By: Amanda Bates, Contributing Writer
Students came together in the Union Oct. 28 to openly discuss diversity and LGBTQIA awareness at the SGA-led event, “Lean On Me.”
Cambria Conley, SGA assistant director of diversity outreach, began by introducing the ground rules for the evening’s activities.
Be respectful, open and empathetic, she said.
“We’re stronger by coming together than breaking into separate groups,” she said. “We need to take these differences and use them together.”
The evening incorporated an interactive segment where guests participated in icebreakers. Anee Korme, the Center for Student Diversity associate director for African American Student Development, led the exercises.
The exercises focused on students sharing intimate stories and opinions with someone who they did not previously know prior to the event.

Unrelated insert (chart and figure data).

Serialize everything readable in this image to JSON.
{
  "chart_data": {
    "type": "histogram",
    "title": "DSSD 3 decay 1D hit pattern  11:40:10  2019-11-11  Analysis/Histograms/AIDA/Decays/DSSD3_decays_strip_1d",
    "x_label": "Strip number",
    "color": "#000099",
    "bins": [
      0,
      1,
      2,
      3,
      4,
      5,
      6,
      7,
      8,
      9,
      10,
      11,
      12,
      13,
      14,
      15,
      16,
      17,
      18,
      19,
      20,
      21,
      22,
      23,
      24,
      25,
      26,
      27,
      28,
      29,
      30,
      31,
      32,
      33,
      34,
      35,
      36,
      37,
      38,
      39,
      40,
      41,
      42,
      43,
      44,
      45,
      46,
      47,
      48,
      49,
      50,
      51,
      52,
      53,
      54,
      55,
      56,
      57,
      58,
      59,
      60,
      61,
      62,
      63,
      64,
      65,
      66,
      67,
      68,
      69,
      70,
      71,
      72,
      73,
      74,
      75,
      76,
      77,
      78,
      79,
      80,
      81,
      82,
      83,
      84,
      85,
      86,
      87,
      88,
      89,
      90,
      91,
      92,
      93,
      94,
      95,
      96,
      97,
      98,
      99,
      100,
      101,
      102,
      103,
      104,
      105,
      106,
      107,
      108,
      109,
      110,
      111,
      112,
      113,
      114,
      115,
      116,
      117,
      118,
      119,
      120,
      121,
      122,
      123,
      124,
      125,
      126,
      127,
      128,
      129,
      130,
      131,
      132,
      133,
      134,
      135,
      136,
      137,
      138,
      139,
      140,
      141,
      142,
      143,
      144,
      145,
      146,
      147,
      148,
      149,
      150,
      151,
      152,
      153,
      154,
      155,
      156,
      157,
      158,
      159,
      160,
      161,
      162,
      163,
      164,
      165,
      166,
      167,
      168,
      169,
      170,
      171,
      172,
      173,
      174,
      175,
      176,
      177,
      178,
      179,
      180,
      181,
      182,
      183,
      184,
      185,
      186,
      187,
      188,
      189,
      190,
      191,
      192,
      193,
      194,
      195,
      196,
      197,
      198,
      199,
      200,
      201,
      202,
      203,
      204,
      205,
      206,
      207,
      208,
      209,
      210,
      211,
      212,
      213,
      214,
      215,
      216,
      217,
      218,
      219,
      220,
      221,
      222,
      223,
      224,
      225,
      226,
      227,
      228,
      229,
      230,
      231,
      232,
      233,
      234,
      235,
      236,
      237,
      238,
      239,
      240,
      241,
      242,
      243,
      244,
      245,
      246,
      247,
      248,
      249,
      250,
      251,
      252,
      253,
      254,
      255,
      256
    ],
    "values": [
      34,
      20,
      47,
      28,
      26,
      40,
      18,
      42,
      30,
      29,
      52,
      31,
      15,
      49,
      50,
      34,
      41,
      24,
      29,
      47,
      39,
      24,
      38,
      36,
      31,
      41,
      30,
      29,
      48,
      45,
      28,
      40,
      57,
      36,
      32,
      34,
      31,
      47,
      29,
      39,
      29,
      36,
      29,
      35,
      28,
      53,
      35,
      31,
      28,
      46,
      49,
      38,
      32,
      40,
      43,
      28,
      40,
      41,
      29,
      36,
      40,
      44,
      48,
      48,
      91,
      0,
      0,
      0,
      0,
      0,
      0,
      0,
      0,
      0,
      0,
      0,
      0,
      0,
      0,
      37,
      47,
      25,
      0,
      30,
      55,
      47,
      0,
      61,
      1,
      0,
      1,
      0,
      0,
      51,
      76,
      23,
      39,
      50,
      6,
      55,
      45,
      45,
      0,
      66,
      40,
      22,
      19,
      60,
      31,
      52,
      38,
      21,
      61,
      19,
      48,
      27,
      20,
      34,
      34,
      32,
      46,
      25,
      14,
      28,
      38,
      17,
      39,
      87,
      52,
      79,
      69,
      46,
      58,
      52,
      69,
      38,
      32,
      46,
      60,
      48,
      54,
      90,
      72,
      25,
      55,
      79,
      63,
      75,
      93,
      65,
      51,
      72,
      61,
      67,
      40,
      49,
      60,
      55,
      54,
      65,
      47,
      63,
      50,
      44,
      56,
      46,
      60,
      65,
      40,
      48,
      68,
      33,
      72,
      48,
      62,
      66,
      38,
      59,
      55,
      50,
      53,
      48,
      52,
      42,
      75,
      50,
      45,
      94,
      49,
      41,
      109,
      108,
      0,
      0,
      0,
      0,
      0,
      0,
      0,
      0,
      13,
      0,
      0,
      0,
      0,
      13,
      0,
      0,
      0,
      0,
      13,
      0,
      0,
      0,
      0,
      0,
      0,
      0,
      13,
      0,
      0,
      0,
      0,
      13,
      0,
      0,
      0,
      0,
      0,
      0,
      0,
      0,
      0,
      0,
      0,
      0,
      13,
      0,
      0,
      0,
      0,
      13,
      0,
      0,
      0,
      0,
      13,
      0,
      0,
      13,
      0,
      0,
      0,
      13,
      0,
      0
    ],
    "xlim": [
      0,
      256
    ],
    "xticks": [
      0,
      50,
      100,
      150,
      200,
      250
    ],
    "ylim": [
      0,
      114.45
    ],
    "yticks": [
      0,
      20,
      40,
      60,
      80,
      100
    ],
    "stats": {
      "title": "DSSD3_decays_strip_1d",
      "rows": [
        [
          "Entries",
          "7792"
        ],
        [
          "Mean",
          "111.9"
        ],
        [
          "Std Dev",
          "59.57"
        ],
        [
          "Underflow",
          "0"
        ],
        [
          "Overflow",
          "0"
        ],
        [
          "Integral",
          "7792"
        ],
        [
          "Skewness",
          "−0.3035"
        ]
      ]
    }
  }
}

Exercises also focused on the importance of breath, non-verbal communication and empathy.
Conley led the discussion panel where SGA senator James Mileo and Heru Ashford, diversity outreach planner, shared their experiences and opinions about the LGBTQIA community.
Mileo, who grew up in a conservative area, explained that he always felt like something was wrong while growing up, and faced many challenges once he was open about his sexuality.
These experiences inspired him to advocate for those least heard.
“I want to be something that inspires people to be a part of the community,” Mileo said.
Ashford said the he feels that the media does not represent what America is at this time. He explained the difficulties of being both black and gay.
“I’m the minority of a minority,” Ashford said.
The discussion continued by debunking myths and stereotypes that surround the community. Some of these stereotypes include physical appearance, style and the designation of the HIV/AIDS.
They discussed how discrimination leads to a lack in access to things like healthcare and housing. For example, gay men are not allowed to donate blood.
According to the Food and Drug Administration website, “Men who have had sex with other men (MSM), at any time since 1977 (the beginning of the AIDS epidemic in the United States) are currently deferred as blood donors,” the website says. “This is because MSM are, as a group, at increased risk for HIV, hepatitis B and certain other infections that can be transmitted by transfusion.”
Ashford said that he feels that that rule should be repealed.
Participants in the event were able to see new perspectives from the diversity of the students who attended.
“Being a straight male, it’s kind of cool to listen to their life and be able to relate to them,” sophomore Chase Rosenquist, a Towerlight contributor, said. “It’s pretty touching. Not many people see that.”
SGA plans to hold another session like this sometime next semester in hopes that more people will participate.
“I hope these kinds of events open a discussion for diversity,” Ashford said.